JSON is a text-based, uncompressed format. It has very strict rules and a limited number of data types and structures. Further, it cannot contain computational logic on it's own. The contents can interpreted after being read to extract logic, but the JSON itself cannot change it's own computational complexity. As such, it's simple to express every possible form and complexity a JSON object can take within just 0.6 MB of data.
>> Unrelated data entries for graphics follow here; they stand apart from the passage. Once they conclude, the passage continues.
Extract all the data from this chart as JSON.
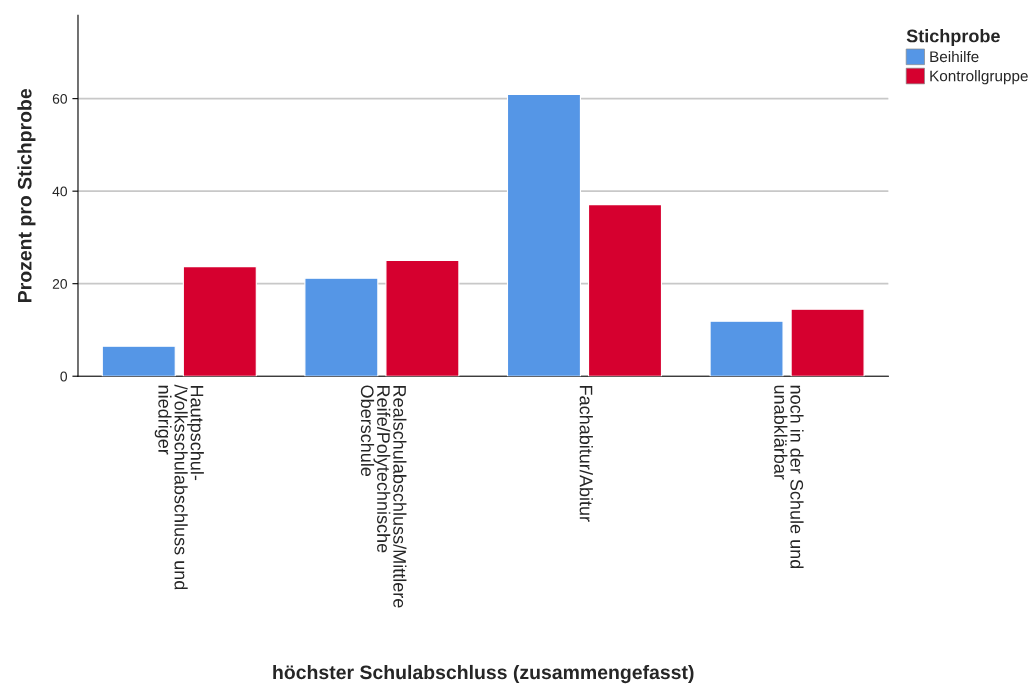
{
  "chart_data": {
    "type": "bar",
    "categories": [
      "Hautpschul-\n/Volksschulabschluss und\nniedriger",
      "Realschulabschluss/Mittlere\nReife/Polytechnische\nOberschule",
      "Fachabitur/Abitur",
      "noch in der Schule und\nunabklärbar"
    ],
    "series": [
      {
        "name": "Beihilfe",
        "color": "#5596e6",
        "values": [
          6.5,
          21.2,
          60.9,
          11.9
        ]
      },
      {
        "name": "Kontrollgruppe",
        "color": "#d6002f",
        "values": [
          23.7,
          25.0,
          37.1,
          14.5
        ]
      }
    ],
    "xlabel": "höchster Schulabschluss (zusammengefasst)",
    "ylabel": "Prozent pro Stichprobe",
    "legend_title": "Stichprobe",
    "ylim": [
      0,
      78
    ],
    "yticks": [
      0,
      20,
      40,
      60
    ],
    "grid": "y",
    "legend": "top right"
  }
}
And once they know they can process that file in however-the-fuck-many microseconds, they can extrapolate to Gbps from there

[–] lustyargonian@lemm.ee 2 points 7 months ago (1 children)

CPU vs GPU tasks I suppose.

GPU, render my 4.2 MB json file!

[–] Ironfacebuster@lemmy.world 1 points 7 months ago

Rockstar making GTA online be like: "Computer, here is a 512mb json file please download it from the server and then do nothing with it"

[–] MacNCheezus@lemmy.today 1 points 7 months ago

Someone just needs to make a GPU-accelerated JSON decoder

[–] 2deck@lemmy.world 1 points 7 months ago (1 children)

Render the json as polygons?

[–] Dasnap@lemmy.world 1 points 7 months ago (1 children)

It's time someone wrote a JSON shader.

[–] ApeNo1@lemm.ee 1 points 7 months ago
[–] AusatKeyboardPremi@lemmy.world 0 points 7 months ago (1 children)

Given it is a CPU is limiting the parsing of the file, I wonder how a GPU-based editor like Zed would handle it.

Been wanting to test out the editor ever since it was partially open sourced but I am too lazy to get around doing it

[–] agelord@lemmy.world 0 points 7 months ago (1 children)

As far as my understanding goes, Zed uses the GPU only for rendering things on screen. And from what I've heard, most editors do that. I don't understand why Zed uses that as a key marketing point

[–] porous_grey_matter@lemmy.ml 1 points 7 months ago

To appeal to people who don't really understand how stuff works but think GPU is AI and fast

[–] jballs@sh.itjust.works 0 points 7 months ago (1 children)

I have the same problem with XML too. Notepad++ has a plugin that can format a 50MB XML file in a few seconds. But my current client won't allow plugins installed. So I have to use VS Code, which chokes on anything bigger than what I could do myself manually if I was determined.

[–] Johanno@feddit.de 0 points 7 months ago

Just install python and format it. Then

[–] vox@sopuli.xyz 0 points 7 months ago* (last edited 7 months ago) (1 children)

there are simd accelerated json decoders

[–] manmachine@lemmy.world 1 points 7 months ago (1 children)

every day we stray further from god

[–] xmunk@sh.itjust.works 1 points 7 months ago (1 children)

Don't worry, they still make extensive use of regexes.

[–] dan@upvote.au 1 points 7 months ago

I didn't think any JSON parsers used regex given how simple the grammar is... but I've seen some horrors, so I shouldn't rule it out.